И он похитил из сейфа – во время суматохи, связанной с эвакуацией, – те документы, которые принадлежали Рунге и его коллегам, сделал копию с них и надежно укрыл в погребе на даче. Но тогда, в сорок пятом, наутро после содеянного, он бы все же не смог до конца точно объяснить – спроси его кто об этом, – почему он поступил именно так.
Риктер понял, отчего он поступил именно так, когда начал свой тяжкий путь в эмиграцию. Он ничего не взял с собою, только два бриллианта, изъятые у жены Рунге во время обыска, и эти расчеты. С ними-то он и приехал в Аргентину, чудом приехал, помог случай, странные стечения счастливых обстоятельств.
Но главное, что спасло его (он это понял значительно позже), была врожденная осторожность: на диспутах против верующих он выступал без истерического надрыва, какой был принят в рейхе, он пытался увещевать, а не звал к немедленной расправе; статью в погромную штюмеровскую газету подписал псевдонимом; выполняя все приказы СС, он тем не менее пытался «микшировать» удары там, где это было возможно, а не взывал к крови.

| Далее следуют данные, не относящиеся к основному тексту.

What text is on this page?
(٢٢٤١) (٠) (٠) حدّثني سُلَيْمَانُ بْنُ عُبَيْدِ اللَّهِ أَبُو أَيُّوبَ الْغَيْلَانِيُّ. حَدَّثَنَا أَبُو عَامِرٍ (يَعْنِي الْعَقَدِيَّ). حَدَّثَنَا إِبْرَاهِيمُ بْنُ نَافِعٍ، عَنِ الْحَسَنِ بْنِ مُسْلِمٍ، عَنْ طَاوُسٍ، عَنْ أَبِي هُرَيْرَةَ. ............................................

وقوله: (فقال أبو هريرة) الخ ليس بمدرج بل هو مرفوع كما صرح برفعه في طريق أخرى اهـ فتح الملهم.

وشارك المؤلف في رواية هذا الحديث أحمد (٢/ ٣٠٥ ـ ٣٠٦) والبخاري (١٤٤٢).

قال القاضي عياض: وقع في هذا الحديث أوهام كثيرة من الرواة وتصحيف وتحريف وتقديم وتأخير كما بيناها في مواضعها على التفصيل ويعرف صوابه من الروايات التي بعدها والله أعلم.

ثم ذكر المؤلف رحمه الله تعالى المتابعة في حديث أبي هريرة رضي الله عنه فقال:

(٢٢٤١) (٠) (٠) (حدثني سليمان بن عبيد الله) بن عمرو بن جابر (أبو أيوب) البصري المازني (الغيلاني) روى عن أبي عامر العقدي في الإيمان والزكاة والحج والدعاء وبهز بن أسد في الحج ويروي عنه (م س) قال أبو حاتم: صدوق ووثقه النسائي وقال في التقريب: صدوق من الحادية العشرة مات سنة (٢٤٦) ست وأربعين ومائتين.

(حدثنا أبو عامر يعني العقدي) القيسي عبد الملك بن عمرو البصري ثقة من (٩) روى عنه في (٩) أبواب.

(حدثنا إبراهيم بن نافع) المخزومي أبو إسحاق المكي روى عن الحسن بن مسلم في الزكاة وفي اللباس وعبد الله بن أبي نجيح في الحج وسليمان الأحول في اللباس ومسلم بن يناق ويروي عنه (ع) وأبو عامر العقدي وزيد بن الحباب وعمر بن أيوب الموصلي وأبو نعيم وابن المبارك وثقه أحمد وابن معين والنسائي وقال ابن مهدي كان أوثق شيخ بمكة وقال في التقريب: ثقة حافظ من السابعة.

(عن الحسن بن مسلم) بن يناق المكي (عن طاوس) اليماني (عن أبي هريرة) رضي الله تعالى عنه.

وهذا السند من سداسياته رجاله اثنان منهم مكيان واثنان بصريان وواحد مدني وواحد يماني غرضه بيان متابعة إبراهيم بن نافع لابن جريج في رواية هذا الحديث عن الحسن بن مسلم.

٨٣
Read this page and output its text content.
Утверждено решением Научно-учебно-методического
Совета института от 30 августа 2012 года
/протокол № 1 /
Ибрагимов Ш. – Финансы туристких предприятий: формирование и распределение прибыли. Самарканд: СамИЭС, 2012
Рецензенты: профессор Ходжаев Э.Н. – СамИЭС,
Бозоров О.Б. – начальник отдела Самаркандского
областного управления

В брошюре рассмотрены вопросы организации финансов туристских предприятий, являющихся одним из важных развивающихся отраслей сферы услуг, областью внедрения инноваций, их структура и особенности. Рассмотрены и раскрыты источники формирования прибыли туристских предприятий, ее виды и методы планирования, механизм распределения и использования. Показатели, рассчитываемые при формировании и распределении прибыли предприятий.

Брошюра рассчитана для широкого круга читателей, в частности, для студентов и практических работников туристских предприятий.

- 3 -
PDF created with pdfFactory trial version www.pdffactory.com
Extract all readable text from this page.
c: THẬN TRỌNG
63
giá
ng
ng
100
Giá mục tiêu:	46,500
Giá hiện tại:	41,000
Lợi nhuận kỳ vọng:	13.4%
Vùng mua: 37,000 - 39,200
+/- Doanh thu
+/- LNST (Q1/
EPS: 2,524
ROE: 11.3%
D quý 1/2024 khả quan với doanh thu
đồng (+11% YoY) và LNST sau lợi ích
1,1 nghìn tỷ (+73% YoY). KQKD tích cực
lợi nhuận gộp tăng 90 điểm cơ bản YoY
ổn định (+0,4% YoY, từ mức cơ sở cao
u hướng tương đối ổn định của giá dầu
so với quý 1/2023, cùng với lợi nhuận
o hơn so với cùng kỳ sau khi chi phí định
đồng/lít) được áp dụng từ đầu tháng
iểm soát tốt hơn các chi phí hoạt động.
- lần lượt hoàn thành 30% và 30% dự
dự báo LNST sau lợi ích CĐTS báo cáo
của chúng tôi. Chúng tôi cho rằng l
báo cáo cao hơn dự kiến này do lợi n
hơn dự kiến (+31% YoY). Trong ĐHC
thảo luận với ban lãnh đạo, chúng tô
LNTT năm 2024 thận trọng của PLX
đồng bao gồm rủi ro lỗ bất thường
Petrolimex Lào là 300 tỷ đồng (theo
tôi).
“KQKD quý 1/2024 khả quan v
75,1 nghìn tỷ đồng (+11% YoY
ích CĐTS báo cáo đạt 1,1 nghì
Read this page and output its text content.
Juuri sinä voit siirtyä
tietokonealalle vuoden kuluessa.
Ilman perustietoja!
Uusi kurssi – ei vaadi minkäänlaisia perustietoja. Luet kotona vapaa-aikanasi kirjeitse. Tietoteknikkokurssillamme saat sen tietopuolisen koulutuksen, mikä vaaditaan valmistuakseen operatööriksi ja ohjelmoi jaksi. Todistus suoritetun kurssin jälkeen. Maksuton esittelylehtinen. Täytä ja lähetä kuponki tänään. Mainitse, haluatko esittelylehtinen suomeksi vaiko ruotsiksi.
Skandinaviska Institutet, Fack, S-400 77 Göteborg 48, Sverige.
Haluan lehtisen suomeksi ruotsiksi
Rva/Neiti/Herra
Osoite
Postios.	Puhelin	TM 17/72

Поступал он так потому, что осмотрительность, заложенная в его гены, подсказывала: чем тише и незаметнее ты будешь, тем легче сложится твоя жизнь – и в случае неожиданного взлета и при горестном для тебя развитии ситуации. Быть в середине – надежнее, чем рваться в ту или иную сторону; если провидению угодно тебя поднять, оно найдет тебя; если же предстоит удар, он не будет таким сокрушительным, как против тех, кто у всех на виду. Середина, слава середине, в конечном счете именно она есть та зона, где до поры до времени отсиживаются и счастливчики и неудачники.
Сначала Риктер нанялся на работу грузчиком в порту Буэнос-Айреса, платили сносно, снял отдельную комнату, хоть и без удобств, но в тихом районе; по прошествии трех месяцев он начал осматриваться, выехал в центр города, зашел в книжный магазин «АВС», – продажа литературы на немецком языке; познакомился с директором, адрес свой, конечно же, не оставил; купил справочники о персоналиях, партиях и газетах Аргентины, вернулся к себе и засел за конспект; помог опыт университета, как-никак там давали навыки систематического мышления.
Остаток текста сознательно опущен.